Ecrivain, Professeur agrégé en économie, Africain, Samir Amin est décédé hier à Paris à l’âge de 87 ans. Militant infatigable de la lutte contre l’impérialisme, il était le président du Forum du tiers-monde basé à Dakar.
Avec la disparition de l’économiste égyptien Samir Amin, l’Afrique vient de perdre un théoricien des échanges inégaux, ainsi que l’un des fondateurs de l’Altermondialisme. Né au Caire d’une mère française et d’un père égyptien, ce grand intellectuel est mort hier à l’âge de 87 ans à Paris. D’origine bourgeoise égyptienne, il a embrassé dès son plus jeune âge la cause des opprimés, au point d’adhérer très tôt au Parti communiste en France qu’il finira par quitter sur le tard.
Professeur d’économie, connu pour son engagement sur les questions liées à la lutte contre l’impérialisme, Samir Amin était le président du Forum mondial des alternatives (Fma) et directeur du Forum du tiers-monde à Dakar. A ce titre, il intervenait souvent sur les questions comme l’aide occidentale destinée aux pays africains et le franc Cfa. L’un de ses ouvrages majeurs, Le développement inégal, publié dans les années 70, a fini par asseoir sa réputation de grand économiste anticapitaliste. Il y a popularisé la théorie du développement du capitalisme en un centre où l’appareil de production s’est développé, et où le prolétariat se transforme progressivement en classe moyenne, et qui s’oppose aux périphéries d’où sont extraites les matières premières, mais dont la classe ouvrière ne peut accéder à l’autonomie matérielle.
Un des pères fondateurs de l’Altermondialisme, Samir Amin, dans une interview accordée à Rfi en 2017, parlait des nouvelles formes d’impérialisme qui «s’expriment par la conditionnalité». Il soutenait : «Ce que l’on appelle l’aide occidentale, les soi-disant donateurs, les Etats-Unis, les pays européens, l’Union européenne, le Japon et leurs instruments internationaux imposent aux pays africains la conditionnalité, c’est-à-dire qu’ils ne peuvent accéder au marché mondial qu’à la condition d’accepter que leur politique nationale soit soumise aux principes du libéralisme, à savoir la privatisation de toutes les activités économiques, les services sociaux, l’ouverture incontrôlée au capital, etc.» Il déclarait dans cet entretien que «les Occidentaux prétendent que les pays qui accepteraient ces règles se verraient bénéficier d’un apport de capitaux gigantesques qui permettraient leur développement. Ce n’est pas le cas.
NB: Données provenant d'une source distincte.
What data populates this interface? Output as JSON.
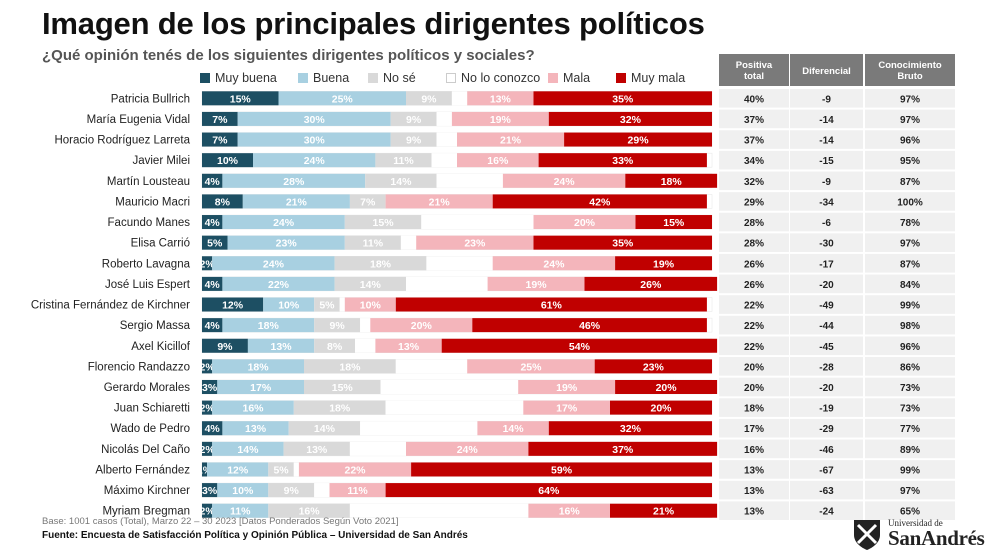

Pour lui, cela donnait plutôt «la possibilité du pillage des ressources naturelles du continent africain, non seulement le pétrole et le gaz, mais également les nouvelles ressources naturelles que sont la terre agricole et, on peut dire, l’eau et l’air». Cette interview ainsi que son abondante production intellectuelle démontrent que pour l’homme, la lutte contre l’impérialisme ne souffrait d’aucune forme de retraite ou de repos. Avec sa disparition, d’autres militants devront certainement poursuivre son combat.
L’économiste Demba Moussa Dembélé, président de l’Ong Arcade, qui a été l’un de ses plus proches collaborateurs au sein du Forum social mondial (Fsm) et du Forum du tiers-monde, a déclaré hier, à l’annonce de sa mort, que «la disparition du Pr. Samir Amin est une perte immense pour l’Afrique et le monde. Durant plus de 60 ans, il a été aux côtés des Peuples du sud pour leur libération du joug colonial, de l’oppression capitaliste et de la domination impérialiste. Arcade et ses membres sont fiers d’avoir été des compagnons du Pr. Samir Amin».
Au mois de mars dernier, il nous avait encore fait l’honneur de célébrer le bicentenaire de Karl Marx lors d’un «Samedi de l’économe» spécial, organisé à cette occasion.